US Army Corps of Engineers
Walla Walla District Website

Essential to the Mission

Corps volunteers provide invaluable support to the district

WALLA WALLA DISTRICT CORPS OF ENGINEERS
Published June 17, 2021
Shirley and John Houser, former camp host volunteers at Swallows Park in Clarkston, sitting in a utility vehicle.

Shirley and John Houser, former camp host volunteers at Swallows Park in Clarkston, sitting in a utility vehicle.

Shirley and Charles Reed, grounds maintenance volunteers for Lower Granite’s Clarkston Natural Resources Office, standing in front of their RV.

Shirley and Charles Reed, grounds maintenance volunteers for Lower Granite’s Clarkston Natural Resources Office, standing in front of their RV.

Joe and Charlene Douglas standing in front of a fence

Joe and Charlene Douglas are volunteers for Lower Granite’s Clarkston Natural Resources Office.

Volunteers are an invaluable part of the Corps of Engineers team. The Walla Walla District Corps of Engineers is responsible for thousands of acres of land in Washington, Idaho and Oregon. Proper management of those lands would not be possible without the volunteers who lend their time and abilities to the mission.

Every operating project within the Walla Walla District uses volunteers to help with various tasks, from performing maintenance or leading tours to developing maps and brochures or providing administrative assistance.

“This variety is essential to match each volunteer with the type of work they would like to perform. Whether that be an office environment, outdoor environment, or a combination of both,” Nathan Seibert, district volunteer coordinator with the Walla Walla District, said.

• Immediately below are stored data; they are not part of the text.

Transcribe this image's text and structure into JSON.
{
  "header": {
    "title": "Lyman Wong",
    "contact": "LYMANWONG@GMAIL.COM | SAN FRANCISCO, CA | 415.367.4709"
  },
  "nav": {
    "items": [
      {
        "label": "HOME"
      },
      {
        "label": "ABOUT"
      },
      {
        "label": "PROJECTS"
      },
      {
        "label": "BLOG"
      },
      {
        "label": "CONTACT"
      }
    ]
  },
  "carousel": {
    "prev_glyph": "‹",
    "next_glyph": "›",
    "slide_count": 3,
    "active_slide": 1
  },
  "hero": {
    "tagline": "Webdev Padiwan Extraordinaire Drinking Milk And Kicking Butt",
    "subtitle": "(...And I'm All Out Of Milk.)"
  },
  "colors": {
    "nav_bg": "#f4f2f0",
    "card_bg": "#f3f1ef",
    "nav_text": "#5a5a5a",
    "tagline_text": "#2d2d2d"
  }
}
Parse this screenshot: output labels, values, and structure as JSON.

Except for writing policies or enforcing regulations, volunteers can help with almost any aspect of the Corps mission. Volunteering can be as simple as an afternoon picking up litter in a park. Other times, a volunteer opportunity can be a year-long position working as a park host at a Corps recreational site. Park hosts generally live on-site and are provided with a place to park an RV for the season while taking care of the recreational area and assisting visitors.

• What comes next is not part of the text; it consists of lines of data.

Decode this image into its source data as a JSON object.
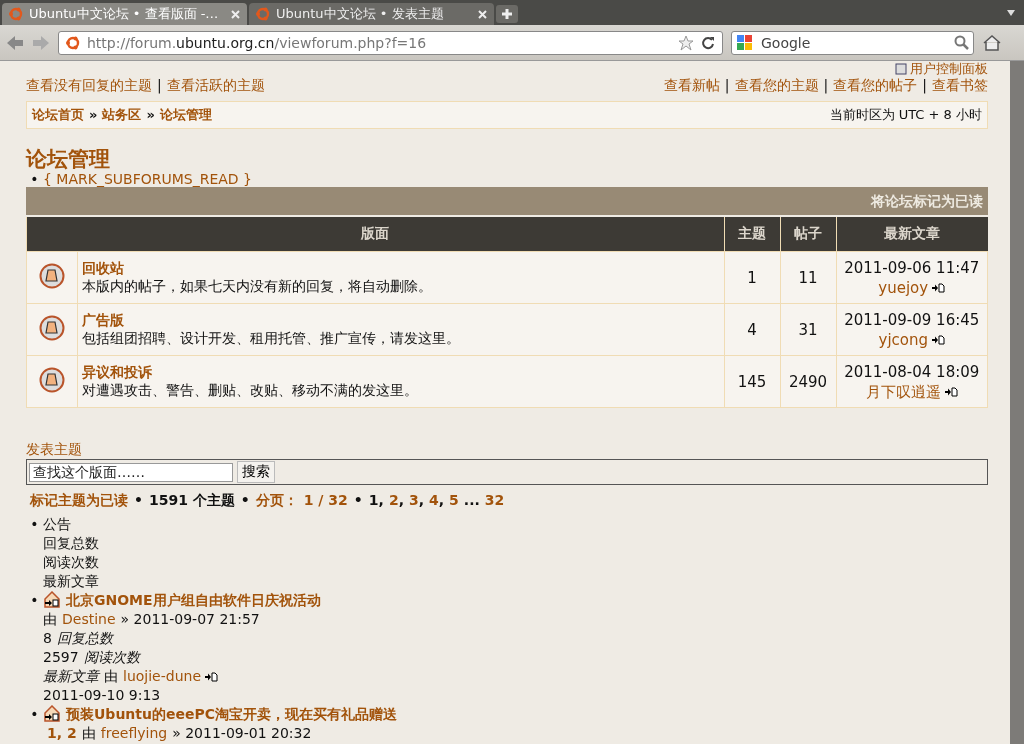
{
  "browser": {
    "tabs": [
      {
        "title": "Ubuntu中文论坛 • 查看版面 -…",
        "selected": true
      },
      {
        "title": "Ubuntu中文论坛 • 发表主题",
        "selected": false
      }
    ],
    "url": {
      "prefix": "http://forum.",
      "host": "ubuntu.org.cn",
      "path": "/viewforum.php?f=16"
    },
    "search": {
      "placeholder": "Google"
    }
  },
  "user_panel": "用户控制面板",
  "top_links_left": [
    {
      "label": "查看没有回复的主题"
    },
    {
      "sep": "|",
      "label": "查看活跃的主题"
    }
  ],
  "top_links_right": [
    {
      "label": "查看新帖"
    },
    {
      "sep": "|",
      "label": "查看您的主题"
    },
    {
      "sep": "|",
      "label": "查看您的帖子"
    },
    {
      "sep": "|",
      "label": "查看书签"
    }
  ],
  "breadcrumbs": [
    {
      "label": "论坛首页"
    },
    {
      "sep": "»",
      "label": "站务区"
    },
    {
      "sep": "»",
      "label": "论坛管理"
    }
  ],
  "timezone": "当前时区为 UTC + 8 小时",
  "forum_title": "论坛管理",
  "subforum_links": [
    {
      "bullet": "•",
      "label": "{ MARK_SUBFORUMS_READ }"
    }
  ],
  "mark_forums_read": "将论坛标记为已读",
  "table": {
    "columns": [
      "版面",
      "主题",
      "帖子",
      "最新文章"
    ],
    "rows": [
      {
        "name": "回收站",
        "description": "本版内的帖子，如果七天内没有新的回复，将自动删除。",
        "topics": "1",
        "posts": "11",
        "last_time": "2011-09-06 11:47",
        "last_user": "yuejoy"
      },
      {
        "name": "广告版",
        "description": "包括组团招聘、设计开发、租用托管、推广宣传，请发这里。",
        "topics": "4",
        "posts": "31",
        "last_time": "2011-09-09 16:45",
        "last_user": "yjcong"
      },
      {
        "name": "异议和投诉",
        "description": "对遭遇攻击、警告、删贴、改贴、移动不满的发这里。",
        "topics": "145",
        "posts": "2490",
        "last_time": "2011-08-04 18:09",
        "last_user": "月下叹逍遥"
      }
    ]
  },
  "new_topic": "发表主题",
  "forum_search": {
    "placeholder": "查找这个版面……",
    "button": "搜索"
  },
  "pagination": [
    {
      "kind": "link",
      "text": "标记主题为已读"
    },
    {
      "kind": "bullet",
      "text": "•"
    },
    {
      "kind": "text",
      "text": "1591 个主题"
    },
    {
      "kind": "bullet",
      "text": "•"
    },
    {
      "kind": "label",
      "text": "分页："
    },
    {
      "kind": "link",
      "text": "1 / 32"
    },
    {
      "kind": "bullet",
      "text": "•"
    },
    {
      "kind": "page",
      "text": "1",
      "selected": true
    },
    {
      "kind": "comma",
      "text": ","
    },
    {
      "kind": "page",
      "text": "2",
      "selected": false
    },
    {
      "kind": "comma",
      "text": ","
    },
    {
      "kind": "page",
      "text": "3",
      "selected": false
    },
    {
      "kind": "comma",
      "text": ","
    },
    {
      "kind": "page",
      "text": "4",
      "selected": false
    },
    {
      "kind": "comma",
      "text": ","
    },
    {
      "kind": "page",
      "text": "5",
      "selected": false
    },
    {
      "kind": "ellipsis",
      "text": "..."
    },
    {
      "kind": "page",
      "text": "32",
      "selected": false
    }
  ],
  "topic_list": [
    {
      "kind": "header",
      "bullet": "•",
      "title": "公告",
      "lines": [
        "回复总数",
        "阅读次数",
        "最新文章"
      ]
    },
    {
      "kind": "topic",
      "bullet": "•",
      "title": "北京GNOME用户组自由软件日庆祝活动",
      "by": "由",
      "author": "Destine",
      "time": "» 2011-09-07 21:57",
      "replies": "8",
      "replies_label": "回复总数",
      "views": "2597",
      "views_label": "阅读次数",
      "last_label": "最新文章",
      "last_by": "由",
      "last_user": "luojie-dune",
      "last_time": "2011-09-10 9:13"
    },
    {
      "kind": "topic_short",
      "bullet": "•",
      "title": "预装Ubuntu的eeePC淘宝开卖，现在买有礼品赠送",
      "pages": [
        {
          "label": "1",
          "sep": ","
        },
        {
          "label": "2"
        }
      ],
      "by": "由",
      "author": "freeflying",
      "time": "» 2011-09-01 20:32"
    }
  ]
}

“I love the program. This program is tops. You get free rent, free power … you have a lot of nice people who walk the trail here, and it’s great. And the people here, the crew for the Corps, is fabulous. They’re all good people, they will listen to you, they even like to talk,” Charles Reed, grounds maintenance volunteer for Lower Granite’s Clarkston Natural Resources Office, said.

Many park host volunteers are retired individuals or couples. However, there are opportunities for people of any age range or association. Students, families, organizations, or any individual can find an opportunity to volunteer with the Corps.

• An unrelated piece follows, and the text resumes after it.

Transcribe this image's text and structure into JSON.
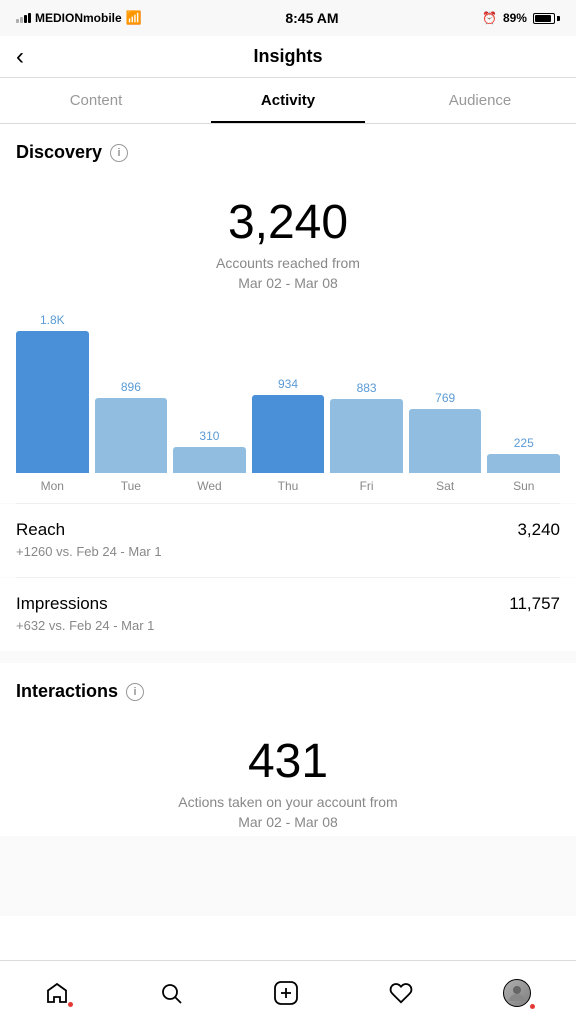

Each project office has a volunteer coordinator who will work with anyone seeking a volunteer opportunity in the area around that project. For example, anyone seeking a volunteer opportunity at any parks along the Ice Harbor reservoir can contact Ice Harbor’s volunteer coordinator.  Nathan Seibert serves as the Walla Walla District manager for the volunteer program and can assist with placement or answering questions.

Volunteer coordinators can help individuals or groups sign up for scheduled one-time volunteering events or walk them through the process of applying for a seasonal or year-long volunteer position. Coordinators can also help match interested individuals with ideal volunteer opportunities based on their interests and skill level.

“The biggest thing is that everything is provided to you, you get job descriptions, you get training, all these things that you need to learn to do your job correctly. And then you have the rangers and the other people that provide oversight, not oversight like somebody watching over you all the time. They’re there to help you and assist you in doing your job,” John Houser, former camp host volunteer at Swallows Park in Clarkston, said.

Volunteers looking for seasonal or year-long positions can find information in Workamper News (https://workamper.com/), a bimonthly and online publication for campers looking to work or volunteer. Another resource is Volunteer.gov, a website that lists volunteer opportunities from various government agencies, including the Corps. Other long-term volunteers maintain contact directly with the coordinator at operating projects.

“I would say to anyone that is thinking about volunteering or interested in volunteering, it is amazing how fulfilling a volunteer position can be, even though you’re not getting paid for it. You spend a lot of time doing things and you may end up doing things that you’ve never done before in your life. It does open a lot of doors,” Charlene Douglas, administration volunteer for Lower Granite’s Clarkston Natural Resources Office, said.